Volume 6 · 354 words · 1842 Edition

(Creta) is a white earth found plentifully in Britain, France, Norway, and other parts of Europe, said to have been anciently dug chiefly in the island of Crete, which thence received its name of Creta. Chalk readily imbibes water; and hence masses of it are employed for drying precipitates, lakes, earthy powders that have been levigated with water, and other moist preparations. Its economical uses in cleaning and polishing metallic or glass utensils are well known. In this case it is powdered and washed from any gritty matter it may contain, and is then called whiting.

Black Chalk, a name given by painters to a species of earth with which they draw on blue paper. It is found in pieces of from two to ten feet in length, and from four to twenty inches in breadth, generally flat, but somewhat rising in the middle, and thinner towards the edges, commonly found in large quantities together. While in the earth it is moist and flaky; but being dried, it becomes considerably hard and very light, but always breaks in some particular direction; and, if attentively examined when first broken, it appears of a striated texture. To the touch it is soft and smooth, stains very freely, and by virtue of its smoothness makes very neat marks. It is easily reduced into an impalpable powder, without any diminution of its blackness. In this state it mixes easily with oil into a smooth paste; and being diffused through water, it slowly settles in a black slimy or muddy form; properties which make its use very convenient to painters, both in oil and water-colours.

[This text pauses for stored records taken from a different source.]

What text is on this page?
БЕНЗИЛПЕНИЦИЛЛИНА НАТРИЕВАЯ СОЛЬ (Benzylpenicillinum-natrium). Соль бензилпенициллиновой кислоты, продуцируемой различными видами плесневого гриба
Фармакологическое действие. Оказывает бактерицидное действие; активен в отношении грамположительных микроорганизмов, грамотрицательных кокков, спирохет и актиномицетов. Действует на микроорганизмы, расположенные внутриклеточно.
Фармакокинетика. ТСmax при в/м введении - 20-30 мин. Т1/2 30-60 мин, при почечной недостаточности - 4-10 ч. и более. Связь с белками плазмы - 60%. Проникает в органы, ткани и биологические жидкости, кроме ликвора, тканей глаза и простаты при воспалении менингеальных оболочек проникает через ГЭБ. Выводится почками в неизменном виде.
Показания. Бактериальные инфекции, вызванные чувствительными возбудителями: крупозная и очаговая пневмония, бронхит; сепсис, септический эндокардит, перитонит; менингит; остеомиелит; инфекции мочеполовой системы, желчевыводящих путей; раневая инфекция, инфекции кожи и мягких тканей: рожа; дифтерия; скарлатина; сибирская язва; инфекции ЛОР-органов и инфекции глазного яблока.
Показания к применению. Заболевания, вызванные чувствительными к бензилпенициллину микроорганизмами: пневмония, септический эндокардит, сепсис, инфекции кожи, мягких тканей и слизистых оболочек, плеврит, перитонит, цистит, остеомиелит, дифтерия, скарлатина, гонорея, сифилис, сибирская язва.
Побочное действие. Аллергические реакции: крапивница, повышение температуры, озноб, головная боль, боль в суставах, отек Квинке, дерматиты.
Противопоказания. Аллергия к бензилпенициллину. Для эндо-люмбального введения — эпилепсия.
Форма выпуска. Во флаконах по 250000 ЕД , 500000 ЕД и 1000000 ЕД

Red Chalk, an earth much used by painters and artificers, and common in the colour shops. It is of a fine, even, and firm texture; very heavy and very hard; of a pale red on the outside, but of a deep dusky chocolate colour within. It adheres firmly to the tongue, is perfectly insipid to the taste, and makes no effervescence with acids. Chalk-Stones, in Medicine, signify the concretions of calcareous matter in the hands and feet of people violently afflicted with the gout.